How Google cloud achieved scalability through virtualization?

I have a question about how Google app engine achieve scalability through virtualization. For example when we deploy a cloud app to Goodle app engine, by the time the number of users of our app has been increased and I think Google will automatically generate a new virtual server to handle user request. At the first time, the cloud app runs on one virtual server and now it runs on two virtual servers. Google achieved scalability through virtualization so that any one system in the Google infrastructure can run an application’s code—even two consecutive requests posted to the same application may not go to the same server

Does anyone know how an application can run on two virtual servers on Google. How does it send request to two virtual server and synchronizes data, use CPU resources,...?

Is there any document from Google point out this problem and virtualization implement?

Solution

This is in now way a specific answer since we have no idea how Google does this. But I can explain how a load balancer works in Apache which operates on a similar concept. Heck, maybe Google is using a variable of Apache load balancing. Read more here.

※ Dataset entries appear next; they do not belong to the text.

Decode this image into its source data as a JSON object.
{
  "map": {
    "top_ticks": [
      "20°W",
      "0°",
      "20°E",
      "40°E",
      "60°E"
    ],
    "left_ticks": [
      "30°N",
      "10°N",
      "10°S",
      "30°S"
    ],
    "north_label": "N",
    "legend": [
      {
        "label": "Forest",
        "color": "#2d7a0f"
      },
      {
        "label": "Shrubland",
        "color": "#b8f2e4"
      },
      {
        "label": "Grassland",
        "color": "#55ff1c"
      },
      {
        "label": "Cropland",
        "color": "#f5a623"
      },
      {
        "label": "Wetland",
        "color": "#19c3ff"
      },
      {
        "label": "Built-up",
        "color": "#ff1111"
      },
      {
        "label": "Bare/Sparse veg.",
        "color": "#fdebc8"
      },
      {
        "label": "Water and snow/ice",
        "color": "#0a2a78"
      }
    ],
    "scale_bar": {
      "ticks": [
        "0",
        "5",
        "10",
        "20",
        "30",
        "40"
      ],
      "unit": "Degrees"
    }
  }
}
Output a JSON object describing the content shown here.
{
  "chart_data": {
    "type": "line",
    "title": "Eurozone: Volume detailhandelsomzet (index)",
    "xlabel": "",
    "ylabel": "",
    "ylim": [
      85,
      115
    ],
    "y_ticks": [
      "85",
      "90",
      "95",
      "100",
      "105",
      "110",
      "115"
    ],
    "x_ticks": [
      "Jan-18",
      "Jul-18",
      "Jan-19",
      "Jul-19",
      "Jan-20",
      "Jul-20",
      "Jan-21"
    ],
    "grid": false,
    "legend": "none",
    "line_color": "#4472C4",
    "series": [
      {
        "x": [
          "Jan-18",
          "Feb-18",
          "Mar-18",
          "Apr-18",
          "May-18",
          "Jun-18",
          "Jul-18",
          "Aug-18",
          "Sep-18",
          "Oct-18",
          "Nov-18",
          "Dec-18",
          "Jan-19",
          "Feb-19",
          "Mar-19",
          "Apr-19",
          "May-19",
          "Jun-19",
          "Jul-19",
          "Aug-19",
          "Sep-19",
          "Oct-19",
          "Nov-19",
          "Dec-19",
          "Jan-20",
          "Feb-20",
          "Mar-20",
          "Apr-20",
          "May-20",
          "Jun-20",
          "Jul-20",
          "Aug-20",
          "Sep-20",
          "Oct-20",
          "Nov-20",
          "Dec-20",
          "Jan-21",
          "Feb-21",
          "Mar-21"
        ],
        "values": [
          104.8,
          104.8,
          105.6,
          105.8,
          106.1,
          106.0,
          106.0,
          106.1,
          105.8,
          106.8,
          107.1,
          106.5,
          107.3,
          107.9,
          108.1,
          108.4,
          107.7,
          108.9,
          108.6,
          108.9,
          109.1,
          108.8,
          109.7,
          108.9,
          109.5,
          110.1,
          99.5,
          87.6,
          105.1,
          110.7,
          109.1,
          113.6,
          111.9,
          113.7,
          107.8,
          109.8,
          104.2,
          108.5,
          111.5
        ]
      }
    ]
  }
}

Basically a simply Apache load balancing structure consists of at least 3 servers: 1 head load balancer & 2 mirrored servers. The load balancer is basically the traffic cop to outside world traffic. Any public request made to a website that uses load balancing will actually be requesting the “head” machine.

On that load balancing machine, configuration options basically determine which slave servers behind the scenes send content back to the load balancer for delivery. These “slave” machines are basically regular Apache web servers that are—perhaps—IP restricted to only deliver content to the main head load balancer machine.

So assuming both slave servers in a load balancing structure are 100% the same. The load balancer will randomly choose one to grab content from & if it can grab the content in a reasonable amount of time that “slave” now becomes the source. If for some reason the slave machine is slow, the load balancer then decides, “Too slow, moving on!” and goes to the next machine. And it basically makes a decision like that for each request.

The net result is the faster & more accessible server is what is served first. But because the content is all proxied behind the load balancer the public accesses, nobody in the outside world knows the difference.

Now let’s say the site behind a load balancer is so heavily trafficked that more servers need to be added to the cluster. No problem! Just clone the existing slave setup to as many new machines as possible, adjust the load balancer to know that these slaves exist & let it manage the proxy.

Now the hard part is really keeping all machines in sync. And that is all dependent on site needs & usage. So a DB heavy website might use MySQL mirroring for each DB on each machine. Or maybe have a completely separate DB server that itself might be mirroring & clustering to other DBs.

All that said, Google’s key to success is balancing how their load balancing infrastructure works. It’s not easy & I have no clue what they do. But I am sure the basic concepts outlined above are applied in some way.